FDA Advisory Committee Recommends COPD Treatment

Boehringer Ingelheim’s investigational tiotropium bromide inhalation spray for the treatment of bronchospasm in chronic obstructive pulmonary disease (COPD) was recommended for approval by the FDA’s Pulmonary-Allergy Advisory Committee (PADAC). The drug is administered via the Respimat multi-dose, propellant-free inhaler. Should the FDA approve the treatment, the proposed proprietary name will be Spiriva Respimat. The committee based their vote following review of data from eight efficacy trials enrolling 8,700 patients. The TIOSPIR trial in particular gathered data from more than 17,000 COPD patients in 50 countries across the globe, making it the largest clinical trial conducted to date in COPD.
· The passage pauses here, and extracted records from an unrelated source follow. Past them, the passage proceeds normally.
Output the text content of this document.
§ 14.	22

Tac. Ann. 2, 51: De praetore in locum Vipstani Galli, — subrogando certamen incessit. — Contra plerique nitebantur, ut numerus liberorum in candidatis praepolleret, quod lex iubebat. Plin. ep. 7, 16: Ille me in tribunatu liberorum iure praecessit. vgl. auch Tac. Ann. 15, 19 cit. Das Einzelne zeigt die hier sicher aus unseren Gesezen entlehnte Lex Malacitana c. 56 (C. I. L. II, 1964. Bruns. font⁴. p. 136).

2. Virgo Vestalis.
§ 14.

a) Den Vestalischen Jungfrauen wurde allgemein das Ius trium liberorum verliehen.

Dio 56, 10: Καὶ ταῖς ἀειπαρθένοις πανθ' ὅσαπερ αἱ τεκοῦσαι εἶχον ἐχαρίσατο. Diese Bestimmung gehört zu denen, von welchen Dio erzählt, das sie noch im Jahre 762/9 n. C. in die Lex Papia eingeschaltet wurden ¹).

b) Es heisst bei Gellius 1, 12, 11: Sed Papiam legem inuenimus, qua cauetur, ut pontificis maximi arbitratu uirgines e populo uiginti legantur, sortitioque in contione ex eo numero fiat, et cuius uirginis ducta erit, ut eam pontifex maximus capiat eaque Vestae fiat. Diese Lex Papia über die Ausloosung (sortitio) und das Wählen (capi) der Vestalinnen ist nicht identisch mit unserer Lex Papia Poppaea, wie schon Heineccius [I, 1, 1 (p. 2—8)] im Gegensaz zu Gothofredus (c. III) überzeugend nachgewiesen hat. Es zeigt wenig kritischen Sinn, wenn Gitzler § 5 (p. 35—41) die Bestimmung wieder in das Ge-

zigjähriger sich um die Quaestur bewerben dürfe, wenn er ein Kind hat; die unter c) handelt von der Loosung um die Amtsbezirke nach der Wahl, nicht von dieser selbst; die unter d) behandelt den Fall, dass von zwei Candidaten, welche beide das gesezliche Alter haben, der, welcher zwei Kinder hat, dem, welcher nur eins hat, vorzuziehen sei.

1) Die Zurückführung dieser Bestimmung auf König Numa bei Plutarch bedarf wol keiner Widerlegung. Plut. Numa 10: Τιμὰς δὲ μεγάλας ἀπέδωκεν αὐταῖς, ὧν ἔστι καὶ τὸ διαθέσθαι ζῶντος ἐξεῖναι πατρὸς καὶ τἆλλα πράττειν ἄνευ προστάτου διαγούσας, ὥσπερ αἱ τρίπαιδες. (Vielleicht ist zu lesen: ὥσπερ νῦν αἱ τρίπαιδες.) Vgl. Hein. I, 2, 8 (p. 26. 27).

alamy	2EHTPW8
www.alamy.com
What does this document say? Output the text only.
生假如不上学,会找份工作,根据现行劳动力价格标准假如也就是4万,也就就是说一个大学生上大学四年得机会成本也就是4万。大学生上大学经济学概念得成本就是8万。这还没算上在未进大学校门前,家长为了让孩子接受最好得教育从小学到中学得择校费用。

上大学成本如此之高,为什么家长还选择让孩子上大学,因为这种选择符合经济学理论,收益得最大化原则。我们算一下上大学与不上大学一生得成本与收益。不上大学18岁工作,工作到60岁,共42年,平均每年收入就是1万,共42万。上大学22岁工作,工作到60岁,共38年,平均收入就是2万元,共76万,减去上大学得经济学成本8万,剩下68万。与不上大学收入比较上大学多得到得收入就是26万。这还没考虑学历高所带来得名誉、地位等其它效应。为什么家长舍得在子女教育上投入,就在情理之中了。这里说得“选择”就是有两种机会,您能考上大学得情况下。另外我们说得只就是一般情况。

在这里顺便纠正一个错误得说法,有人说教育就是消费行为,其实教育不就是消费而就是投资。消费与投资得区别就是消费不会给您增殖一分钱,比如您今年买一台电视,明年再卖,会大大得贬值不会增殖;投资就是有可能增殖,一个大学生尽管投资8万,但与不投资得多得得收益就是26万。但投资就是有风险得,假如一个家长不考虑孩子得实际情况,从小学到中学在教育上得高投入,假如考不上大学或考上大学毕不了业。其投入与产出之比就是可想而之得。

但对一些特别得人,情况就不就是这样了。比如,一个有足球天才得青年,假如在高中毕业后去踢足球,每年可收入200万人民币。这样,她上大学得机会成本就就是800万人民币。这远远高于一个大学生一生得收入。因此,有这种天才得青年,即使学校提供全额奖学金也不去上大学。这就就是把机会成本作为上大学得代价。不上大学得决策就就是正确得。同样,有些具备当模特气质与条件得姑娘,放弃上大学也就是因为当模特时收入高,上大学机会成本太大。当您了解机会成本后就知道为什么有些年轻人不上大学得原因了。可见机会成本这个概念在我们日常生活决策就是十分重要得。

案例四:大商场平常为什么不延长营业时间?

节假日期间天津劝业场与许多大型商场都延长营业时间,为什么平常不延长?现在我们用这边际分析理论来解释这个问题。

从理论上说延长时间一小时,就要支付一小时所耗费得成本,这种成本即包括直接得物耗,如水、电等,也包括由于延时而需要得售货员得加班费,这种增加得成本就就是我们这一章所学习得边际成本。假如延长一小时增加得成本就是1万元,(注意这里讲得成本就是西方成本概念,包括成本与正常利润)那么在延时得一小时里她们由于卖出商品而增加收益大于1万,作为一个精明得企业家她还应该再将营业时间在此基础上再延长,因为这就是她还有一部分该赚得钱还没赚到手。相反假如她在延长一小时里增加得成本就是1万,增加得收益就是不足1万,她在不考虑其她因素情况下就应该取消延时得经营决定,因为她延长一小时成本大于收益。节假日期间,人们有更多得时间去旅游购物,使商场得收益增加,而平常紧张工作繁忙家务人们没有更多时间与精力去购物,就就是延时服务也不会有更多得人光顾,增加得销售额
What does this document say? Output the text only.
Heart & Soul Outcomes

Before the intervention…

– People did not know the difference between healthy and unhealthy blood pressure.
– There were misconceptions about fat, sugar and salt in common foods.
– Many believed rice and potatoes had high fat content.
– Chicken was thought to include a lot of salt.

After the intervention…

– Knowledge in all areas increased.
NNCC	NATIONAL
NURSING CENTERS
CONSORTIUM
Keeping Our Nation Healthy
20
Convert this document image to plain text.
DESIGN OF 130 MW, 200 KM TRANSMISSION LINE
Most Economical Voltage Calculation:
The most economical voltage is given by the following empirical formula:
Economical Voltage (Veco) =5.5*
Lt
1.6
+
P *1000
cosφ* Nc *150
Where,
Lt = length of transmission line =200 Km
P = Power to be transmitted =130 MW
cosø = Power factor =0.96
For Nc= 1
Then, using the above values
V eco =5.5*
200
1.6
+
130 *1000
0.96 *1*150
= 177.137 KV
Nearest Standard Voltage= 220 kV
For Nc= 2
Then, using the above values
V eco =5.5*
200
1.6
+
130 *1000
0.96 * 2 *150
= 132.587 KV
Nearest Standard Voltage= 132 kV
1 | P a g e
FDA Accepts Pfizer Vaccine For BLA Priority Review

Pfizer announced that the FDA accepted its Biologics License Application (BLA) for bivalent recombinant LP2086 (rLP2086)—a vaccine for the treatment of invasive meningococcal disease caused by Neisseria meningitidis serogroup B in 10 through 25 year olds. This BLA was also granted priority review, with an estimated Prescription Drug User Fee Act (PDUFA) action date of February 14, 2015. rLP2086 contains two antigens, or factor H binding proteins (fHBP) from both subfamily A and subfamily B. The company is currently completing a clinical development program, which includes phase 2 and 3 trials evaluating the treatment in approximately 14,000 patients out of an overall pool of 20,000. The phase 3 program began in November of 2012; immunogenicity and safety studies are currently ongoing.